Egg Shop is a complete disaster at weekend brunch. The place is tiny, and waits become unmanageable very quickly. That said, it's usually close to empty at dinner - and for god's sake, they have something on the menu called a Spandex Bowl.
Let's try a mental exercise: imagine there was a place that served affordable, healthy, satisfying sushi that you knew would never end up tasting like it had been sitting out for three days. Where the spicy tuna was never at risk of being stringy and the yellowtail was never a little too hard. Such a place exists, and here's how they do it: they don't serve serve tuna or yellowtail at all. Beyond Sushi is vegan, and once you get over the general blasphemy of that fact, it actually turns out to be really, really good.

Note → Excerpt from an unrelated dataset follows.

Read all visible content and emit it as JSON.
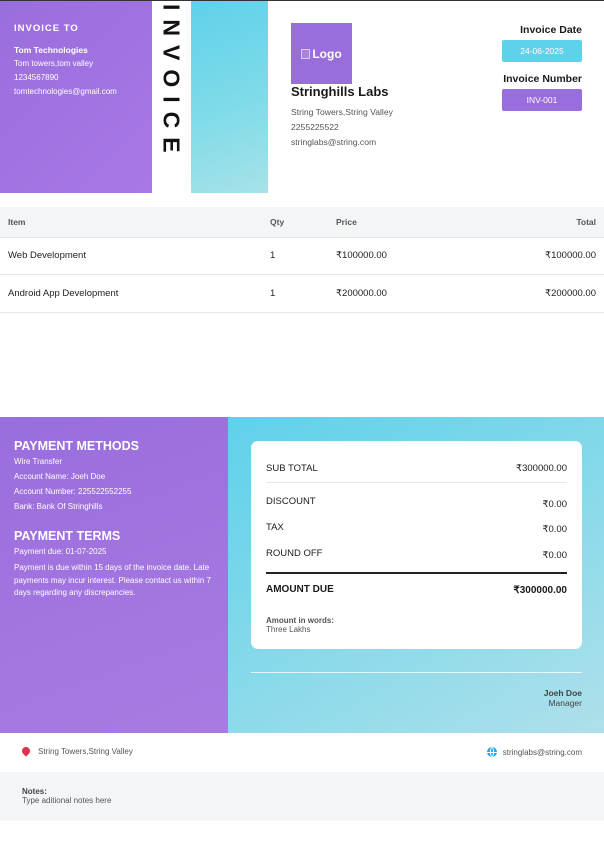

You decided to go to a class at Yogaworks, and the person in front of you farted. You'll survive, but you also need to eat something tasty, and possibly have a cocktail, just to shake it off. Direct yourself to Lovely Day, a Thai-ish spot in Nolita. The offerings are pretty simple here - pad thai, a few currys, a not-particularly-Thai-but-still-enjoyable fried chicken dish - but all of it is consistent and satisfying.

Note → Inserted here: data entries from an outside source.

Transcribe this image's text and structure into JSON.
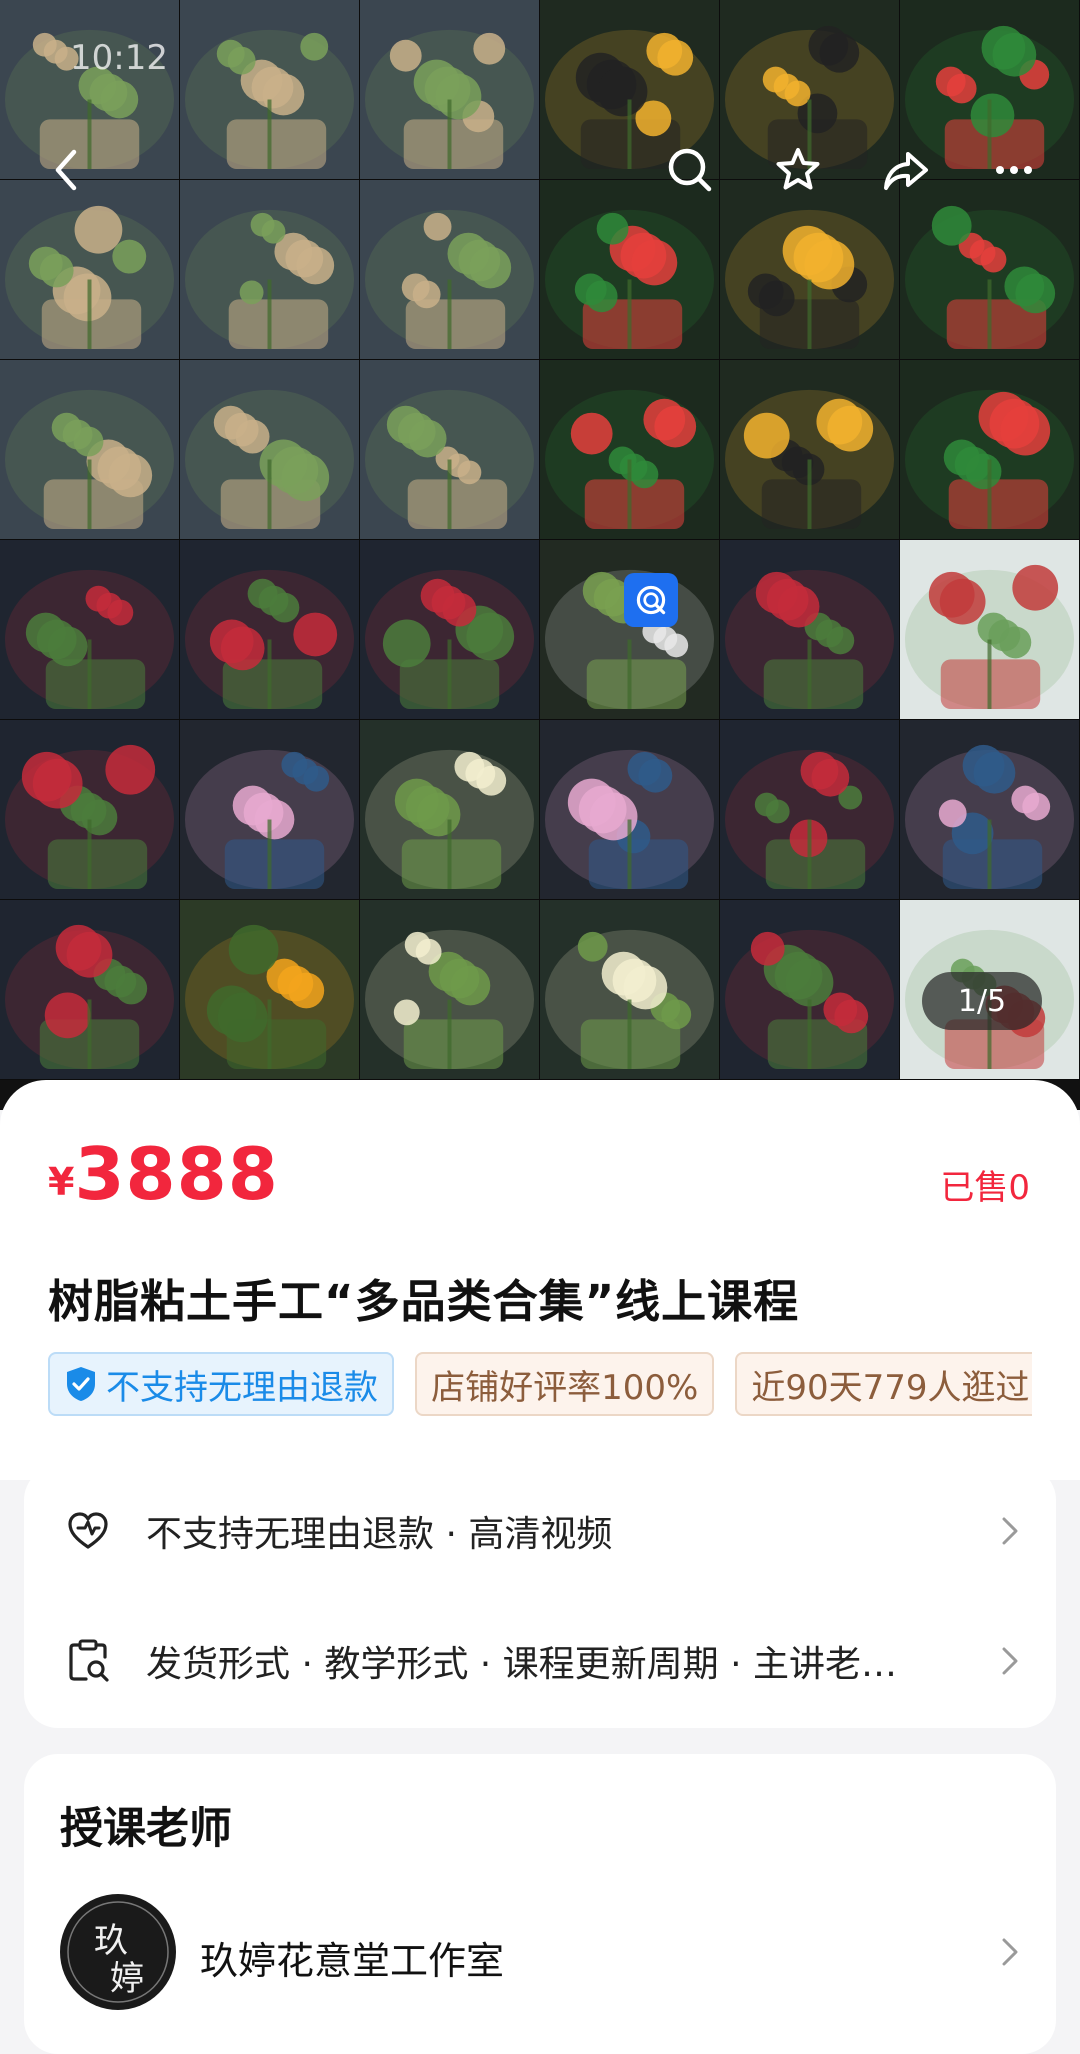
{
  "status_bar": {
    "time": "10:12"
  },
  "gallery": {
    "page_indicator": "1/5",
    "tiles": [
      "succulent-pot",
      "succulent-cluster",
      "air-plant",
      "watermelon-cake",
      "cone-cake",
      "watermelon-doll",
      "air-plant-red",
      "red-succulent",
      "zebra-succulent",
      "watermelon-cups",
      "cone-cake",
      "watermelon-slices",
      "peach-succulent",
      "green-succulent",
      "pink-succulent",
      "watermelon-doll",
      "cone-cake",
      "watermelon-slice",
      "red-branch",
      "dahlia",
      "red-peony",
      "dandelion",
      "red-branch-vase",
      "strawberry-plant",
      "hydrangea",
      "magnolia-vase",
      "daisy",
      "pink-blossom",
      "rose",
      "lotus",
      "tulip",
      "sunflower",
      "orchid",
      "lily",
      "plum-bonsai",
      "vase-plant"
    ]
  },
  "top_icons": [
    "back-icon",
    "search-icon",
    "star-icon",
    "share-icon",
    "more-icon"
  ],
  "product": {
    "currency": "¥",
    "price": "3888",
    "sold": "已售0",
    "title": "树脂粘土手工“多品类合集”线上课程",
    "tags": [
      "不支持无理由退款",
      "店铺好评率100%",
      "近90天779人逛过"
    ]
  },
  "details": {
    "service_row": "不支持无理由退款 · 高清视频",
    "params_row": "发货形式 · 教学形式 · 课程更新周期 · 主讲老…"
  },
  "teacher": {
    "section_title": "授课老师",
    "name": "玖婷花意堂工作室",
    "avatar_text": "玖婷"
  },
  "colors": {
    "accent": "#f2263d",
    "tag_blue": "#1a8be8",
    "tag_sand": "#8c5d3c"
  }
}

You're wandering midtown after work, unsure of where to get an affordable, sort of healthyish meal. Unsure, that is, until you get to Glaze. Yet another fast casual spot with a very specific speciality, Glaze does teriyaki bowls with different proteins as toppings (salmon, steak, chicken, etc.) and they're all quite good, and quite reasonably priced.
Greenpoint Fish and Lobster is part restaurant, but also part market, which we're pretty sure makes it fine to wear whatever you want here. Sit at the bar and eat some of the better lobster rolls and fish tacos around.
The great thing about gym clothes is that they're also basically eating pants. Go in on some fried chicken and waffles at Pies 'n' Thighs, and never look back. At least until you have to put your jeans back on.
In some cases, it's great to be pretty good at a lot of things. Like when you're applying to college. In other cases, it's great to just be extremely good at one thing. Bar Bolinas is a place that's extremely good at one thing. That one thing is being somewhere to eat a burger outside. Eating burgers outside generally should not be a fancy affair, and that's very much the case here.
This one's probably the nicest spot on the list, and we don't recommend showing up in sweatpants here if your friend decides to have their birthday at one of the booths upstairs. But we also think you could probably definitely get away with eating a bowl of pasta in the bar downstairs wearing whatever you like. Especially during brunch.